Peter Orszag, (the Director of the Congressional Budget Office), delivered a very interesting speech last week to the National Academy of Social Insurance about “Health Care and Behavioral Economics.” He discussed how behavioral economics – which combines insights from psychology and economics – can both help to explain cost and quality problems in the US health care system and be used to begin developing solutions to these problems. This seems – at least to me – to be a very reasonable approach to understanding why individuals and populations don’t respond according to standard economic theory – which assumes both perfect knowledge and benefit maximizing actions.
For example, he uses behavioral economics to account for the significant regional variations observed across the US in the use of many advanced health care services. He notes that this may be because, “the social norms among local physicians seem to drive regional approaches in the use of these innovations.” (He also refers to a recent CBO study that found regional variations in health care costs have not changed in 20-30 years.)

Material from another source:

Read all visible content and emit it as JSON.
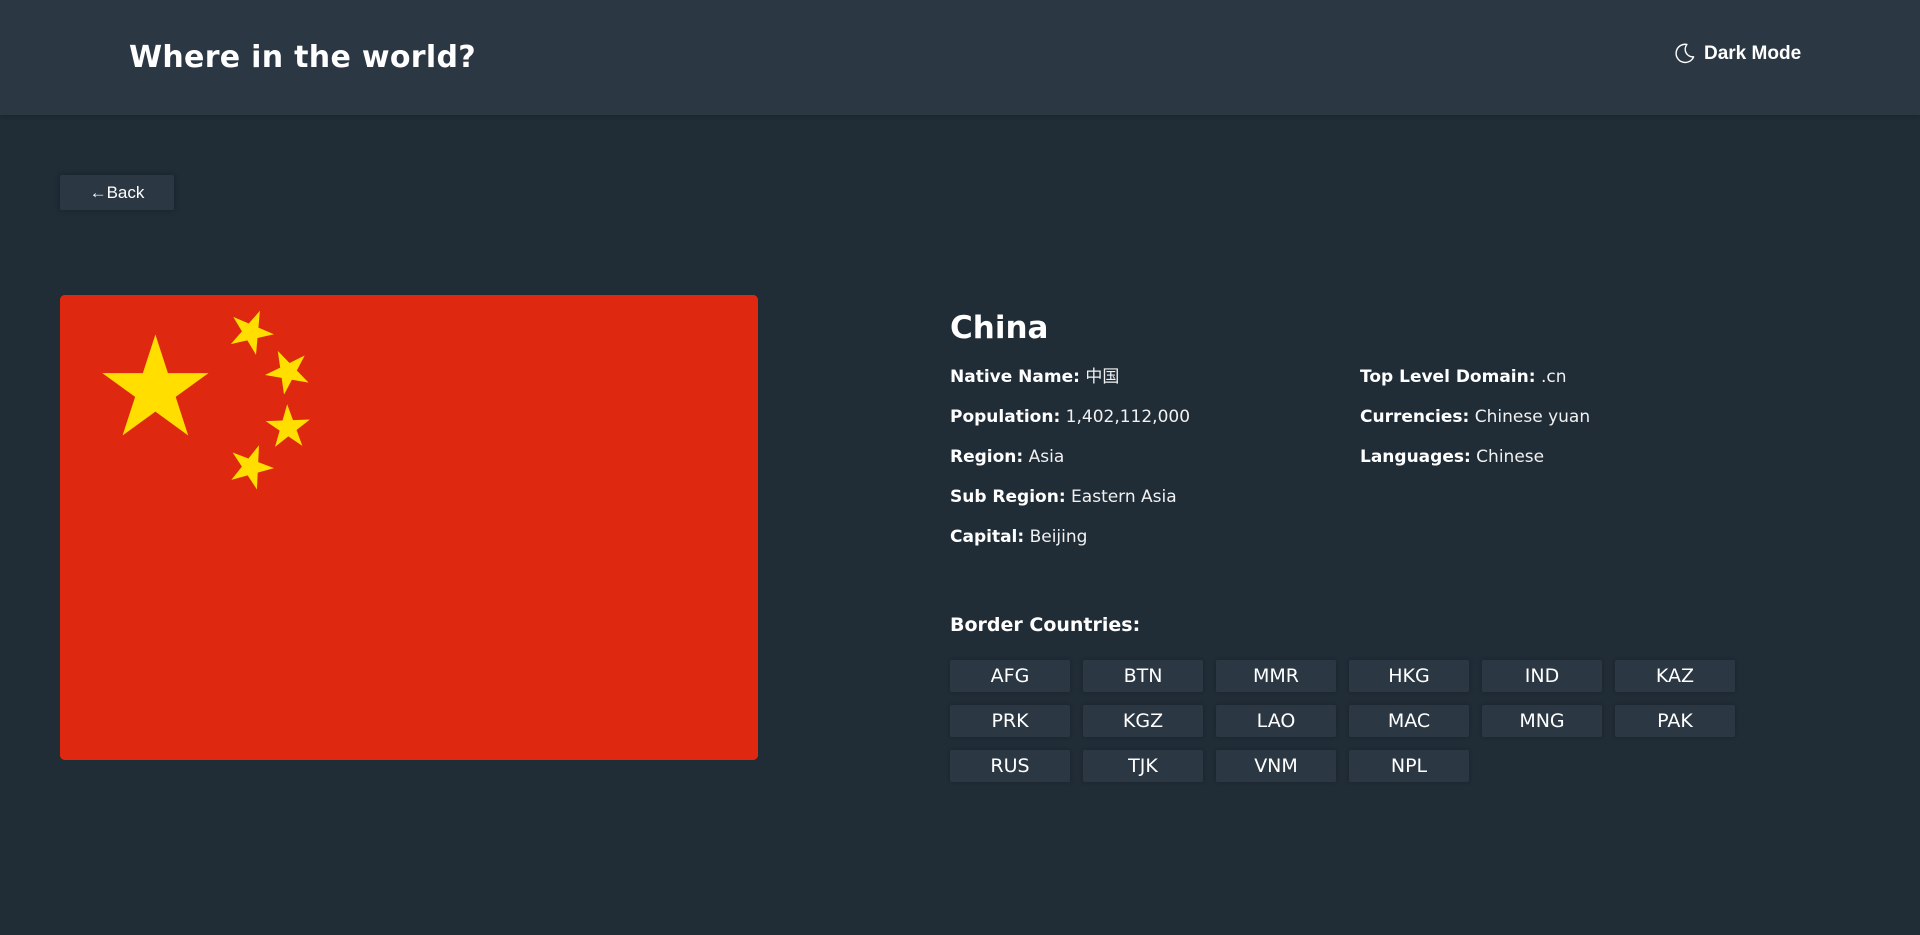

However, his discussion of using behavioral economics to solve health system problems was limited, and focused on the actions of physicians and patients – which may be because he had only a short time for his speech. The three routes he did propose for shifting the norms of behavior are:
- The use of evidence-based medicine – the current practical limitations and distortions of which I have previously written about
- Better use of default options for both physicians and patients in both clinical and benefit design choices – a tool that is clearly underutilized
- Financial incentives – particularly to increase healthier lifestyles and use of preventive services
I find it refreshing that the CBO Director appears to be embracing such qualitative perspectives, since before his tenure as Director, CBO had been criticized for being too conservative in its analyses of policy options. For example, by not embracing so-called dynamic scoring to consider costs and savings from secondary and tertiary behavior changes produced by policy proposals.
His perspectives and approach in this area also intersect with one of the main themes of a book about healthcare reform that I am striving to finish. Since my writing is not primarliy for academic audiences, (and I’m not an academically trained economist), I use the term “culture” to encompass the attitudes and behaviors of stakeholders – versus the term “norms” which Orszag uses – and I look to influence stakeholders beyond physicians and patients. But overall our solutions seek to achieve the same results by altering stakeholders’ attitudes, behaviors and actions to improve the structure and operation of the US healthcare system.
Like Peter Orszag, I do believe that economic incentives are part of the solution’s equation, but I more strongly believe that forces other than economics need to be considered and deployed. Specifically, the concepts developed by Everett Rogers about the adoption of innovation need to be used so that the social forces acting on physicians, other clinicians, large healthcare organizations, patients, payers (public, private and employers), regulators and legislators can work synergistically with economic forces to promote improvements in our healthcare system. Rogers’ principles also highlight the importance of deploying policy options so that they are embraced rather than resisted. Such considerations would certainly be important for turning Peter Orszag’s insights about default choices into specific policy proposals, so that people view the default options as acceptable choices rather than forced mandates.
These are just some of my thoughts on Peter Orszag’s comments and my own thinking about changing the culture of our healthcare system. I look forward to hearing more of his ideas in this area – which I hope will permeate the public debate about healthcare reform in the coming months and years.
What do you think are the best ways to change attitudes and actions of different stakeholder groups – particularly patients, physicians and payers?